A Montana lawmaker recently rejected legislative leaders’ call for his resignation over his assertion that the U.S. Constitution allows socialists to be jailed or shot. Republican Rep. Rodney Garcia of Billings, responding to the letter by the three leaders of his own political party, said the “only way I would give my resignation is if God asked me to.” He made his original comments at a Republican gathering in Helena, saying he was worried about socialists entering the government. He has stood by those comments, saying socialism—which he called “pretty much communism”—is dangerous. He could not cite which part of the Constitution supports his claims.
VEXIT VANGUARD VOICES VEXED IN VIRGINIA
At a recent Board of Supervisors’ meeting, Tazewell residents sounded off on VEXIT–a proposal to secede from Virginia and become part of West Virginia. As in other jurisdictions, the discussion followed a predictable course. The impetus for leaving was the Virginia legislature’s recent actions on gun safety laws, and an invitation by West Virginia Gov. Jim Justice, endorsed by Liberty University president Jerry Falwell, Jr., who proclaimed, “Democratic leaders in Richmond, through their elitism and radicalism, have left a nearly unrecognizable state in their wake.” Not to be out-preached, Gov. Justice chimed in, “If you’re not truly happy where you are, we stand with open arms to take you from Virginia or anywhere where you may be.” Residents at the meeting cited the desire to escape the influence of former New York City Mayor Mike Bloomberg, and their fears that public morality was eroding, along with their fear for family values in Virginia. One district supervisor reminded attendees of limits upon local jurisdictions pursuant to the Dillon rule that this is not an action or decision the Tazewell County Board of Supervisors can make noting that the county has no more authority than what the Virginia General Assembly grants.

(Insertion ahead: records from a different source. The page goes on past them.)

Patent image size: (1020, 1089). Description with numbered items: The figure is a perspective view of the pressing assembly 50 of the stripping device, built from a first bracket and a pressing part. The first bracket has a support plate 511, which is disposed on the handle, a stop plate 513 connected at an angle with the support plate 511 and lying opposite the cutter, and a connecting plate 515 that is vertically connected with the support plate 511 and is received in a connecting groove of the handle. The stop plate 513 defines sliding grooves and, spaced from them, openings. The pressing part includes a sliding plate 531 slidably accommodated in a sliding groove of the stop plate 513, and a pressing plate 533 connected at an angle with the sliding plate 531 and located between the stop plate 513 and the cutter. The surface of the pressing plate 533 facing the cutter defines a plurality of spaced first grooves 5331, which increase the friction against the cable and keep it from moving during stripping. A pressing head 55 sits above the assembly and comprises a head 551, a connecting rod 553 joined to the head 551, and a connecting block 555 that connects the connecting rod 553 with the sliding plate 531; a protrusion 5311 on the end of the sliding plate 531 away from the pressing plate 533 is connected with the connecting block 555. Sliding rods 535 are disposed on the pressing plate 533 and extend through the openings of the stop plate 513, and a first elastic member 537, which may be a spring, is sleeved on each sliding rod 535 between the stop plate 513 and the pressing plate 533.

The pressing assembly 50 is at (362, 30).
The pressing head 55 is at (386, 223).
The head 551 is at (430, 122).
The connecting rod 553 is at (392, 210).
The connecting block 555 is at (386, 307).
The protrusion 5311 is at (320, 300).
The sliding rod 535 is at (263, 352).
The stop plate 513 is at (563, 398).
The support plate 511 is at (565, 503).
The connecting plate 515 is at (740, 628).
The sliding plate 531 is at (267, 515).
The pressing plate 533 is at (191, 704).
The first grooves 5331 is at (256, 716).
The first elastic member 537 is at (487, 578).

West Virginia itself was born during the Civil War, when western counties of the Commonwealth objected to slavery and secession, deciding that separation from the Old Dominion was a better course. That’s why West Virginia is known as the child of rebellion.
FREEDOM FROM RELIGION AVOIDED IN LAWSUIT
In Fredericksburg (Spotsylvania County), an elderly couple living in a retirement community received an eviction notice for conducting religious services in their apartment and in the community club room. The company alleged that it had received complaints from other residents expressing discomfort at being exposed to the services. It was also alleged that some residents were hostile to the couple, verbally accosting them, and even assaulting them.
A federal lawsuit was filed by the First Liberty Institute, a zealous advocate for religious freedom, citing that other community-type events were held in the common areas such as Tupperware parties and charity fundraisers. It does not appear that other residents were represented in the lawsuit. The claim was settled with the management company’s withdrawing its eviction notice and agreeing to allow the couple to conduct Bible study in the community areas.
While practicing their religion in their own apartment, even inviting other residents, seems to be a protected expression under the First Amendment, that practice in common community areas touches upon the right of other residents to be free from religion. In settling the claim, the company is now open to being required to permit any and all religious activities in the common areas. It’s unlikely that the complex will experience a request from Shintoists or Buddhists in the short run but, as a facility receiving state and federal funds, such requests would have to be honored. Certainly, an arguable claim could have been advanced by the other residents asserting the right to be free from religious expressions condoned by a company receiving government benefits.